Avengers, Earth's Mightiest Heroes, Season 2, Episode 7: Who Do You Trust
We're finally going to continue the Skrull invasion storyline, and a lot of ground gets covered in this episode. The first scene is Director Maria Hill getting attacked by Mockingbird and Nick Fury, who ends up actually trying to catch Hill up to the existence of the Skrulls, noting ominously that "everyone is compromised". Again, as Fury notes himself, there's no real way to know if Hill herself is a Skrull, but on the chance that she isn't, well... he needs allies. The thing about the Skrulls is that unlike the Kree, who are happy to show up in their huge warships and wave around giant hammers and demand that the silly Earthlings surrender, the Skrulls' infiltration is actually depicted pretty damn well, with the paranoia truly setting in and executed damn well for a show with kiddie censors.
And it's really such a shame on the Avengers' part, because this episode starts off with the team being all-too-happy. We get a funny moment with Hulk and Black Panther, while the battle against the flashy beast-man supervillain Griffin (one of the villains that broke out in the show premiere) is played up like a fun hazing session for the Avengers to throw on poor Ms. Marvel. Carol doesn't really have enough chances to really shine, honestly, and it's nice to see some of the few times that she's allowed to show off her personality. Of course, Griffin's entire attack was engineered by one of Nick Fury's agents, the newly-introduced Quake (yay Skye!), just to distract the Avengers so Black Widow can kidnap Tony Stark, and Nick Fury can tell Stark all about the Skrulls.

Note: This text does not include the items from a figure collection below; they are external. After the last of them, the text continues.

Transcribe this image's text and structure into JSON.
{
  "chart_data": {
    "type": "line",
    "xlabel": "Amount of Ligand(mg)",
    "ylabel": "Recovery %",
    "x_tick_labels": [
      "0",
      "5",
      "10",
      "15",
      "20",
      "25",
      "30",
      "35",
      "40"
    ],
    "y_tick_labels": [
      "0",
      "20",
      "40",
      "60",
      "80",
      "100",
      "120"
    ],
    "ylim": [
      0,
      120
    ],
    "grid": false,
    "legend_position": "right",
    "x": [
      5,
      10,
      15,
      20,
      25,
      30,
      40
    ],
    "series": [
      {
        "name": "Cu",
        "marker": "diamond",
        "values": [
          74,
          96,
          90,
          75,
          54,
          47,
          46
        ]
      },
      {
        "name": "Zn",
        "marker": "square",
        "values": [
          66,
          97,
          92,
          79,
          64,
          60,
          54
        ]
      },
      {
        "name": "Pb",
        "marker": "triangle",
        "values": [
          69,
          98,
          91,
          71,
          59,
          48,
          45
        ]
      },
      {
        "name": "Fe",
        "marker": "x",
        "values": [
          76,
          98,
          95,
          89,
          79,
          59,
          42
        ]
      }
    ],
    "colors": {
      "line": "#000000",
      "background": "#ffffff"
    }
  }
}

The thing is, Stark himself is a pretty paranoid and confrontational person by nature, so when shown the evidence from Nick Fury, his first instinct is definitely not to keep it hush-hush, but to confront everyone. Perhaps worse is the fact that Fury's little resistance cell gives evidence that someone from within the Avengers Mansion is in contact with the Skrull Madame Viper, and that Fury none-too-subtly implies that Hawkeye is a prime suspect due to his involvement during the whole Viper business... but also notes that this whole deal is more of a warning instead of accusing Hawkeye. "How do I know you are not a Skrull?" "Now you're getting it."
And the mood whiplash as Iron Man stalks out of the shadows, genuinely unsure of who the traitor is, while trying to talk this through... the thing is, Hawkeye has been falsely accused as a traitor throughout a huge chunk of season one, and having him be immediately defensive isn't out of the question for Hawkeye, but instead ends up looking like defensiveness for Iron Man on the off chance that Hawkeye is a Skrull Impostor. Sides are quickly chosen by the heroes, with Hulk always being anti-authoritarian and being Hawkeye's buddy; Wasp always willing to give people a chance... while Ms. Marvel, as an agent of SWORD, can't take the chance that it might be right. Black Panther is also a man that's always ruled more by logic than emotion, and, yes, of course the logical option is to scan Hawkeye regardless of hurt feelings. This little "Civil War" ends up erupting, and the entire Avengers ends up fracturing. Iron Man can't stand being in a team that he has no control on since he's not sure who to trust; Black Panther enacts to just return to Wakanda, disgusted by the behaviours of everyone; Ms. Marvel leaves to rejoin SWORD.
(Also, Thor is still MIA, trapped in Asgard, while Hank Pym's retired, to make things even worsre)
We're in an interesting pickle, of course, in the fact that as the audience, we've known who the Skrull Impostor is for a long time -- Captain America -- and unless the show's going to throw us for a loop and reveal a second impostor, it both sort of deflates the conflict when we know an answer, but also highlights the real tragedy when we know that all these guys are just doing what they think is best. Even Nick Fury, who's just observing with his little Charlie's Angels spy squad deal to just try and get the Skrull to be in a position where he'd be forced to reveal himself... and all that it manages to do, other than fracturing the Avengers, is to confirm that at least Tony Stark is reliable. Is the price that the Avengers spent too high, though?
Skrull-Cap, meanwhile, actually takes the best stance an infiltrator would in that situation, which is try to make use of the conflict to raise his own credibility in the team. He tries to defuse both Hawkeye and Iron Man during the early stages of the conflict, and ends up giving a token inspirational speech to get Hulk, Hawkeye and Wasp to remain Avengers, playing on Hawkeye's anger and refusal to be guilt-tripped to dance to his tunes. Of course, the show has another huge revelation at the end... that Fury's oh-so-secure little private spy-cell has already been infiltrated, with Mockingbird being revealed not just as a mere Skrull, but the Queen of Skrulls.
Overall, a pretty damn great episode! Normally in these 'our heroes fall apart due to a conflict' moment they tend to needlessly villify one or two members in the party, but the arguments given here are definitely in character and very sympathetic for the audience. Good episode, for sure, and I think one of the stronger ones in this season.